ソフトウェアのみでAVRマイコンをUSBデバイスにしてしまうAVR-USBは、いつのまにかV-USBと名称が変わったらしい。
Atmel社の登録商標との対立を避けるために、名称変更を行ったと公式サイトに書かれていた。
以前に作ったAttiny45を使ったマイコン基板がこのV-USBをベースにしている。

先日Arduinoでちょっと動かしてみたシャープの距離モジュールを、今度はこっちに接続して動かしてみようとしたんだけど、A/Dコンバータからの入力をUSBキーボードとしてPCに送るようにファームを書き換えて試してみたところ、どうも正しい値が出てこない。
チェックしてみるとVCCのピンに3.3Vしか出ていない。この基板ってそもそもAttiny45を3.3Vで動作させるように作っていた事を、すっかり忘れていた(笑)。
距離モジュールは5V動作だから、この電圧では正しく動かなくて当たり前。
もあさんのPepperが同じ箱の中に入っていて、こっちは+5Vで動作しているからファームを書き換えてしまえば代わりに使えるはず。と思ったんだけど、せっかくGainer互換機として動いているんだから、この機会にGainerの開発環境も試してみることにした。
かくして当初の目的からどんどんズレていく事に。まあいつもの事だけどね(笑)。
とりあえずPepperがちゃんと動くこと確認しようと思って、まずはそのままPCに挿してみたのだが、デバイスが自動検出されてドライバを読み込み、仮想シリアルポートとして認識されるまでは良かったんだけど、通信ソフトでコマンドを送っても何の反応もない。
念のため先日MTM03で購入したPepperキットのAttiny85に差し替えても結果は同じ。
AVR-USB(V-USB)はUSBハブ経由だとうまく動かない事がある。という話を以前に読んだことをふと思い出して、液晶モニタのUSBポートから本体のUSBポートに挿し直してみると、今度はちゃんと動作した。
USBハブ経由だと電流が足りないんだろうか?でもUSBデバイスとしては認識されてるんだよなぁ。謎だ。
Gainerの開発環境としてはFlashやMax/MSP、Processingなどがあって、お馴染みArduinoの開発環境はそのProcessingをベースにして作られている。

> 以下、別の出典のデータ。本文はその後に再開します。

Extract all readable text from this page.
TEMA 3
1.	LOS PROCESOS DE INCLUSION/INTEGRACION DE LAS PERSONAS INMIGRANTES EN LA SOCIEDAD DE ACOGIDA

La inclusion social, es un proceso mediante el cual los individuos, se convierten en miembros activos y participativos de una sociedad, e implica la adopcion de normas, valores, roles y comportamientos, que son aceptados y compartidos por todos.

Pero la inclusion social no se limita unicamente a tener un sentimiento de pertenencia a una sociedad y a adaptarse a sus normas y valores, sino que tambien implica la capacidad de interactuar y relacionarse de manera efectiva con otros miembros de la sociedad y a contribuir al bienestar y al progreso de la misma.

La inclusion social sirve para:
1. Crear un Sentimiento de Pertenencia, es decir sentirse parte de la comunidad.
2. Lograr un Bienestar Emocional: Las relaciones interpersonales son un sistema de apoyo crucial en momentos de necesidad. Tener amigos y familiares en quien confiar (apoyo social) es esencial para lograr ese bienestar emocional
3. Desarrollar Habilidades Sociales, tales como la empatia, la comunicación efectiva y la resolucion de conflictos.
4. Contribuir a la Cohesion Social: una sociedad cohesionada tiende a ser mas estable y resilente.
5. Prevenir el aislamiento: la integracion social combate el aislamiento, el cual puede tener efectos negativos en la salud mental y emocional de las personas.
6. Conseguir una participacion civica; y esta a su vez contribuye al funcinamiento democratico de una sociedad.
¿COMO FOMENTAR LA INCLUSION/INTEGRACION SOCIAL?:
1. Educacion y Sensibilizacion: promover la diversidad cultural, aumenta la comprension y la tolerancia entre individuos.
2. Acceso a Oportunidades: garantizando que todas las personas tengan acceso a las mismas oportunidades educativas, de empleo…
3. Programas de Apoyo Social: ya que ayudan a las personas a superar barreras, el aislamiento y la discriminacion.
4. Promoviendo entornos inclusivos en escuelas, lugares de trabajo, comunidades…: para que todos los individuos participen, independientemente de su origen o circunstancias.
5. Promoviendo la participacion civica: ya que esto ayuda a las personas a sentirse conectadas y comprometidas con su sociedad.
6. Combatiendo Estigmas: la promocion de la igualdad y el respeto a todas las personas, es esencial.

エレキジャックにもあさんが「Ginger/Pepper/Sugarでフィジカル・コンピューティング」という記事を書かれていて、その中でProcessingについても紹介されていたので、それを参考に試してみた。
Processingの最新版を入れてしまったせいで最初Gainer(Pepper)を認識してくれなかったが、ProcessingのLibraryに含まれる
- librxtxSerial.jnilib
- librxtxSerial.so
- RXTXcomm.jar
- rxtxSerial.dll
をGainerのフォルダに上書きコピーしたら、ちゃんと認識されるようになった。
やっと準備ができたので距離モジュールをアナログ入力ポートにつなぎ、テストプログラムを走らせてみたのだが、それでも値が正しく取得できない。
回路をチェックするとPepperのピン番号を逆に数えていて、距離モジュールへの電源が逆接続になっていた。ヤバいと思ってすぐ元に戻したのだが、もうあとの祭り。あっさりとお亡くなりになってしまった。

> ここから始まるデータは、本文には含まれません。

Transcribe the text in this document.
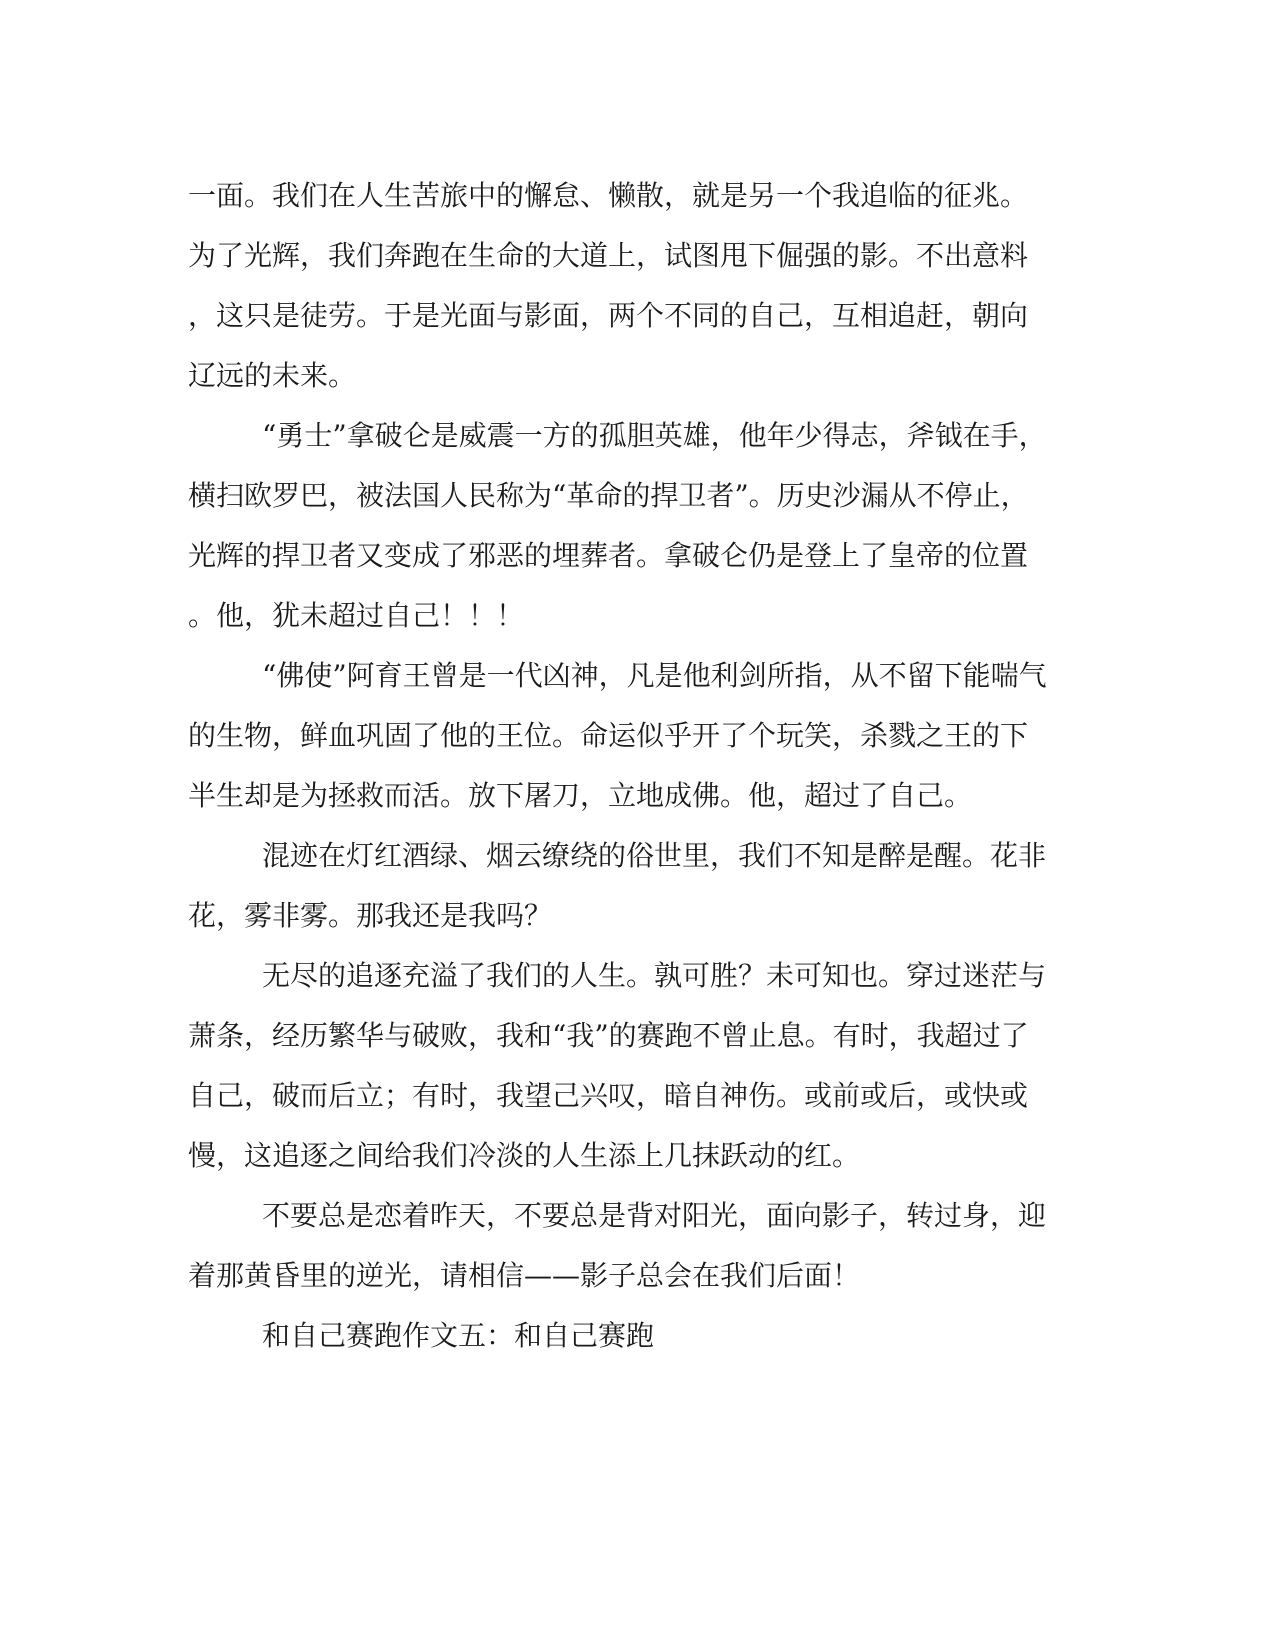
一面。我们在人生苦旅中的懈怠、懒散，就是另一个我追临的征兆。
为了光辉，我们奔跑在生命的大道上，试图甩下倔强的影。不出意料
，这只是徒劳。于是光面与影面，两个不同的自己，互相追赶，朝向
辽远的未来。
“勇士”拿破仑是威震一方的孤胆英雄，他年少得志，斧钺在手，
横扫欧罗巴，被法国人民称为“革命的捍卫者”。历史沙漏从不停止，
光辉的捍卫者又变成了邪恶的埋葬者。拿破仑仍是登上了皇帝的位置
。他，犹未超过自己！！！
“佛使”阿育王曾是一代凶神，凡是他利剑所指，从不留下能喘气
的生物，鲜血巩固了他的王位。命运似乎开了个玩笑，杀戮之王的下
半生却是为拯救而活。放下屠刀，立地成佛。他，超过了自己。
混迹在灯红酒绿、烟云缭绕的俗世里，我们不知是醉是醒。花非
花，雾非雾。那我还是我吗？
无尽的追逐充溢了我们的人生。孰可胜？未可知也。穿过迷茫与
萧条，经历繁华与破败，我和“我”的赛跑不曾止息。有时，我超过了
自己，破而后立；有时，我望己兴叹，暗自神伤。或前或后，或快或
慢，这追逐之间给我们冷淡的人生添上几抹跃动的红。
不要总是恋着昨天，不要总是背对阳光，面向影子，转过身，迎
着那黄昏里的逆光，请相信——影子总会在我们后面！
和自己赛跑作文五：和自己赛跑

念のために可変抵抗をつないでみると、こっちは正常に値が出てくるから、距離モジュールが死んでいるのは間違いない。赤外線LEDは光ってるんだけど、受光用の素子がダメになったようだ。
これだけ回り道して結局最初の目的にたどり着けなかったとは、トホホ。
まあ壊れてしまったものは仕方がない。Processingはなかなか良いオモチャになりそうだから、また秋月に行って距離モジュールを買ってくるまではそれで遊んでいよう。